Updated AdvaMed Code of Ethics Emphasizes Education, Collaboration

Posted January 22, 2019

Addressing Complex Technology Challenges

The AAMI Foundation, though its National Coalition to Promote the Safe Use of Complex Healthcare Technology, is working with medical device industry representatives, nurses, physicians, human factors engineers, and other stakeholders to address the challenges of introducing complex healthcare technology to clinicians.

This two-year initiative, which launched in 2017, is building a repository of industry-leading practices that address selecting and purchasing complex technologies, educating and training clinicians, assessing proficiency, building a business case to improve clinician preparation, and product design and development.

The medical device trade association, AdvaMed, has approved an update to its code of ethics for healthcare technology companies that will go into effect in 2020. The new code emphasizes the importance of instructing, educating, and training healthcare professionals on the safe and effective use of complex healthcare technology and includes new sections focused on education and marketing programs, communication and technical support, and supporting third-party education and conferences.

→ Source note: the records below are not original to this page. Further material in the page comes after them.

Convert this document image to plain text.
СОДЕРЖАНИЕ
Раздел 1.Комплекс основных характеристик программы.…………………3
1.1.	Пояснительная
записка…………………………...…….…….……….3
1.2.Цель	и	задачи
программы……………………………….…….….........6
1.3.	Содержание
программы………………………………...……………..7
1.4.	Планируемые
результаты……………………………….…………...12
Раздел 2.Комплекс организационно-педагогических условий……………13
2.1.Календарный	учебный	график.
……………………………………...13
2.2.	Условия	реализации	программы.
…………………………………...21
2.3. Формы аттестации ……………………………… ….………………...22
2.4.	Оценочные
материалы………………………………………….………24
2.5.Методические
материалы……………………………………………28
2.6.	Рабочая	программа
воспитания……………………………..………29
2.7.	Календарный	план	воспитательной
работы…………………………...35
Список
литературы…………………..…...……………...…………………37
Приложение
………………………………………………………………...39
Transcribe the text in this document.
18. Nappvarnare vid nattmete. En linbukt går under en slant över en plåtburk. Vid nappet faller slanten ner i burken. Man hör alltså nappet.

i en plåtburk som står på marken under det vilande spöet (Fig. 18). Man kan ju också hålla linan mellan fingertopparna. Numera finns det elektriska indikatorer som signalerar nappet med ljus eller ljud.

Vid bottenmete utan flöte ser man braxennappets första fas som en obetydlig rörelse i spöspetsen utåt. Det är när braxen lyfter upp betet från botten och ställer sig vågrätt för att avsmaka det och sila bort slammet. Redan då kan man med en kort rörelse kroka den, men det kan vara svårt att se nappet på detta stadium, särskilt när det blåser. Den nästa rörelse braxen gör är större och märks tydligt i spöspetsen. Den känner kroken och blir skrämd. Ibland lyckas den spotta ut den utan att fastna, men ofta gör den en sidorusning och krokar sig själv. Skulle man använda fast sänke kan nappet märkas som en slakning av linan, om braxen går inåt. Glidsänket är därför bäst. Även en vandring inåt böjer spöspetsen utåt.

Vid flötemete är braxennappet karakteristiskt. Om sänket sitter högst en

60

“These updates continue to focus the industry on positive, necessary collaborations with physicians and other healthcare providers to bring the most effective and innovative care to patients around the world,” said Kevin Lobo, chairman and CEO of Stryker and chair-elect of AdvaMed, in a statement. “By helping ensure companies continue to focus on ethical business practices, the refreshed code reinforces the industry’s commitment to delivering expert care and building products that make a difference for healthcare professionals and patients.”

The AdvaMed Code of Ethics on Interactions with Health Care Professionals was developed to delineate “appropriate activity” between healthcare professionals and representatives of AdvaMed member companies by establishing roles and ethical, transparent behaviors. According to the code, healthcare professionals have a “first and highest duty” to their patients, and it is the job of healthcare technology companies to help them “meet this duty though necessary, collaborative actions.”

To that end, healthcare technology companies are tasked with providing education, training, and technical support to ensure that clinicians know how to best use the technology.

“Medical technology … often consists of complex tools, devices, and technology requiring highly dependent ‘hands on’ interactions with healthcare professionals from beginning to end,” the code reads. “Healthcare professionals require training on and an understanding of how to use these products in a safe and effective way.”

That includes having representatives explain a medical technology’s unique settings and technical controls, as well as working with healthcare professionals to make sure that the “appropriate range of necessary devices and accessories are available during a procedure, especially when dealing with medical technology that involves multiple devices and/or accessories.”

The code also encourages healthcare technology companies to promote patient access to technology by collaborating with healthcare professionals “to achieve government and commercial payor coverage decisions, guidelines, policies, and adequate reimbursement levels that allow patients to access its medical technologies.”

“These updates reflect evolving legal standards, care delivery models, and best practices over the last decade—since AdvaMed’s last code update in 2008—and are designed to ensure the code’s continued effectiveness as a premier foundational document for ethics and compliance across the medtech industry,” said Scott Whitaker, AdvaMed President and CEO, in a statement. “These revisions, which also enhance usability and reader-friendliness, reflect our industry’s continued commitment to ethics, integrity, and transparency.”